The Fed should eliminate the “measured pace” language from its statement and simply indicate that monetary policy is currently accommodative and that accommodation will be removed at a pace dictated by the future path of growth and inflation. Second, if growth remains at or above a 3.5-percent trend rate and inflation creeps closer to or above 2 percent, the Fed should raise the federal funds rate by 50 basis points, perhaps at its mid-year meeting in June. That would put the federal funds rate at 3.5 percent (assuming another 25-basis-point increase in May) and leave the real rate at roughly 1.5 percent, which would still be accommodative.

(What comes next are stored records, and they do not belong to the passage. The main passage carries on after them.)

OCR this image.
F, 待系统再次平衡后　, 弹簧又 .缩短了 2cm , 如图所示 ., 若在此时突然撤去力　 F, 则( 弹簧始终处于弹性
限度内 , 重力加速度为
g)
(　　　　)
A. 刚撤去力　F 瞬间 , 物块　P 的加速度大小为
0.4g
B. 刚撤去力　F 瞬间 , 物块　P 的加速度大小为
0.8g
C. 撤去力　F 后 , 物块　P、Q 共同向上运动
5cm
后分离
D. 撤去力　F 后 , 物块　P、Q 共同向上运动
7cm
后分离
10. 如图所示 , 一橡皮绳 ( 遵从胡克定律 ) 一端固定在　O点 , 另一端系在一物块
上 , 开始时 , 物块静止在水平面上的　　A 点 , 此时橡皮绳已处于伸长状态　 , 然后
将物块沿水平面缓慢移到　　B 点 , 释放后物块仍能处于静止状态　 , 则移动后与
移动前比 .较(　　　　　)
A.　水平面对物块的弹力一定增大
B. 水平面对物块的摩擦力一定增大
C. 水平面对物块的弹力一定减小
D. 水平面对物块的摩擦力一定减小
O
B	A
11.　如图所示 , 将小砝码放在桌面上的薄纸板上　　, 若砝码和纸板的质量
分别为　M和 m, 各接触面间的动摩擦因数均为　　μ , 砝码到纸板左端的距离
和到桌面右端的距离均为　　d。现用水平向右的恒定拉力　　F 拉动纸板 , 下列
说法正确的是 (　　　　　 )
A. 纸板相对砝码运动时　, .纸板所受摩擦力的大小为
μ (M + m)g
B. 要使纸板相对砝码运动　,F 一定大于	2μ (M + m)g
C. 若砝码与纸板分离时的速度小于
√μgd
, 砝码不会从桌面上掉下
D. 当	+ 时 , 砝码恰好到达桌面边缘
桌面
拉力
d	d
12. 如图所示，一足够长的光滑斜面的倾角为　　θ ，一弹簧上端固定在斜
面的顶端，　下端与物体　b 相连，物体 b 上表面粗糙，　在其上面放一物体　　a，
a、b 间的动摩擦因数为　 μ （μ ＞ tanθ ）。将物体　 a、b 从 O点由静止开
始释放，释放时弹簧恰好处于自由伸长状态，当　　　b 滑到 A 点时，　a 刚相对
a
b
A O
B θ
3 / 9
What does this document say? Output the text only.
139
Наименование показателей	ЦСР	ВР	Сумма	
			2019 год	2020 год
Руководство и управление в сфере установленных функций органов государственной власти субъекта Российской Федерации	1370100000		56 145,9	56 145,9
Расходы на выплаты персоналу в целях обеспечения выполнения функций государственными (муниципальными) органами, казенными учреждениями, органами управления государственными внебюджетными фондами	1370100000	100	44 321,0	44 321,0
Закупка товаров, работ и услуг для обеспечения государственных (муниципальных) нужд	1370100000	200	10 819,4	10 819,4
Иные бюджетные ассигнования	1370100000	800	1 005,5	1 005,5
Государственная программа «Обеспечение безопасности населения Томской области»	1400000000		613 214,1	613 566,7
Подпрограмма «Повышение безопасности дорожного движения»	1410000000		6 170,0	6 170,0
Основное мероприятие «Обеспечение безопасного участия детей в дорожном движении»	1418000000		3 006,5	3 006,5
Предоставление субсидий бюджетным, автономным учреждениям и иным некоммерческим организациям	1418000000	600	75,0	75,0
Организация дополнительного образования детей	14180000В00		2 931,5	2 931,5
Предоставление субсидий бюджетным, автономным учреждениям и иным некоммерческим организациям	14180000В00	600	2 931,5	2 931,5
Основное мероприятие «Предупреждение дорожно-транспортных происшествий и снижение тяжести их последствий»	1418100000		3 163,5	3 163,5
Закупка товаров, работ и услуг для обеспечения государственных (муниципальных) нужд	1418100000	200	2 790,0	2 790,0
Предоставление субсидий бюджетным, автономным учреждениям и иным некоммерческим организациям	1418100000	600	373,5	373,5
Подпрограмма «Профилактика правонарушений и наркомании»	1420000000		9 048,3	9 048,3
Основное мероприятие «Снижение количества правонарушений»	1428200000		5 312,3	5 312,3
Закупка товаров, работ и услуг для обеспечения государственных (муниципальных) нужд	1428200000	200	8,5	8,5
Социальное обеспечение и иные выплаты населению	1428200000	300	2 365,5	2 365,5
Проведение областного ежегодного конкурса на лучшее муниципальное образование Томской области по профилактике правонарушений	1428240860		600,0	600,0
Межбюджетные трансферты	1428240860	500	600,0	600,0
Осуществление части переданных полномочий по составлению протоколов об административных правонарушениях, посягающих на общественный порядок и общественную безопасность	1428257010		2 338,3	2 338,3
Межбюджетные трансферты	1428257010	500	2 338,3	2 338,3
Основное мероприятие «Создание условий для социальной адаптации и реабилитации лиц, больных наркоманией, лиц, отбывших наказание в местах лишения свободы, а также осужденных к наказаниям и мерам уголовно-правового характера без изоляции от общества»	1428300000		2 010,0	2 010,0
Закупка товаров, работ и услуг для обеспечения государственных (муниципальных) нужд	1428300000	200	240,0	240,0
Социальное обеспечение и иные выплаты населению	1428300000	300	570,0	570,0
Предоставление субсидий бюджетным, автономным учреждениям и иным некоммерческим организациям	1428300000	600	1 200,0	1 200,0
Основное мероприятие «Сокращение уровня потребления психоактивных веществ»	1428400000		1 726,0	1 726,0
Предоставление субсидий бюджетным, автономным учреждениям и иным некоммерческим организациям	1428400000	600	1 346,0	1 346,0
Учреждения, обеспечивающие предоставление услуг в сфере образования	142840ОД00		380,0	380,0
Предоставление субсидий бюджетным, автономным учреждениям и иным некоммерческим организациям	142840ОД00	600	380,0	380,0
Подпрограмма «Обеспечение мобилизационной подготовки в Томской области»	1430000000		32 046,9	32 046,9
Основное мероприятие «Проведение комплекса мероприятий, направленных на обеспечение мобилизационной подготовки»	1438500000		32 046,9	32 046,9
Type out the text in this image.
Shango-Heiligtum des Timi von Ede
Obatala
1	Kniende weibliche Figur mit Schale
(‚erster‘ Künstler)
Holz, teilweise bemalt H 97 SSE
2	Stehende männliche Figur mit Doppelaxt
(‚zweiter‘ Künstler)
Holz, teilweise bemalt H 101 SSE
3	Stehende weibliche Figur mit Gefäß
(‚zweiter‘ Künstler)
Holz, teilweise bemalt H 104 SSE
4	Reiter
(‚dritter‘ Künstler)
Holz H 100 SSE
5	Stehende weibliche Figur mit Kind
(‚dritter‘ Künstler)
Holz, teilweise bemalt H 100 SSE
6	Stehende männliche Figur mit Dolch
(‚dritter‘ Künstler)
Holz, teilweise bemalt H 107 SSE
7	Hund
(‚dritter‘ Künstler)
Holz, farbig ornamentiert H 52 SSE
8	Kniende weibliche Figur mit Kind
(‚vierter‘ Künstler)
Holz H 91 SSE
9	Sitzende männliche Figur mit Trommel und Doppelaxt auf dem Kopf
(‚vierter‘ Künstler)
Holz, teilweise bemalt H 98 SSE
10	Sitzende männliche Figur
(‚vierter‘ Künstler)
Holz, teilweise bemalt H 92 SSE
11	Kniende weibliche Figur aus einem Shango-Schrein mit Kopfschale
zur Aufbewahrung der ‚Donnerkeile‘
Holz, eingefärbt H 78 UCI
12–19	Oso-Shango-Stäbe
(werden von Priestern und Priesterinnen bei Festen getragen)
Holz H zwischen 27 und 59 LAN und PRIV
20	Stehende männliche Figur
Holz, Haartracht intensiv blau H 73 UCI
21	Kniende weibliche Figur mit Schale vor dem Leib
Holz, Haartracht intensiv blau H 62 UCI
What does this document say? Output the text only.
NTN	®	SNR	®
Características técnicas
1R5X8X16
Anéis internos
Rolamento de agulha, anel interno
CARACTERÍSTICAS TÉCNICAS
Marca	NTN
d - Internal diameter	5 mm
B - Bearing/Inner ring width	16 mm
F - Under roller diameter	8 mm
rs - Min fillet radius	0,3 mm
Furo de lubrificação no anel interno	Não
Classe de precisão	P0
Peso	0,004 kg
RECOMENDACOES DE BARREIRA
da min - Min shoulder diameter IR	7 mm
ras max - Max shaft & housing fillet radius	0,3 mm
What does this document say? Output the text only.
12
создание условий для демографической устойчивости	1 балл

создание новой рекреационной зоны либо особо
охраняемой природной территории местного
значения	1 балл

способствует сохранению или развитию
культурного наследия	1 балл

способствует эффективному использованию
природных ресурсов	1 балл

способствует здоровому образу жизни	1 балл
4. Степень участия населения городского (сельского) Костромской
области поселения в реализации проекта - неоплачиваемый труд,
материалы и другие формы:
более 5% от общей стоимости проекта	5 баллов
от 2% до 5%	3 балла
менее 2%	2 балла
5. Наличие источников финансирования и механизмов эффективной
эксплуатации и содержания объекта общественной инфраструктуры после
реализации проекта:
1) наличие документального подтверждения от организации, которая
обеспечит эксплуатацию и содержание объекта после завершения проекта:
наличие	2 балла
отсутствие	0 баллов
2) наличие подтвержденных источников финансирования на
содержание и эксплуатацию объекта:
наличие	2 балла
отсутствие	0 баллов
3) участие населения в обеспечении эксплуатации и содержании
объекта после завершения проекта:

More important, the Fed would unambiguously have shown markets that the pre-commitment era is over.
The decision to end its pre-commitment strategy to a measured 25-basis-point per meeting pace of tightening brings the Fed up against a basic issue. The Greenspan Fed has always been prepared to consider asset markets in distress with attendant possible systemic risk as a relevant consideration in accelerating the pace of easing. A housing bubble puts the shoe on the other foot. If there is an asset market bubble, is the Fed prepared to alter its pace of tightening in order to address the possible systemic risk associated with the growth and eventual bursting of a bubble in housing prices?
Only by addressing this question and suggesting that the systemic risk consideration works both ways in the asset markets can the Fed remove a long-building moral hazard problem from asset markets in which the price of risk is simply too low. Greenspan’s decision is whether to bite the bullet now or leave the hard work to his successor.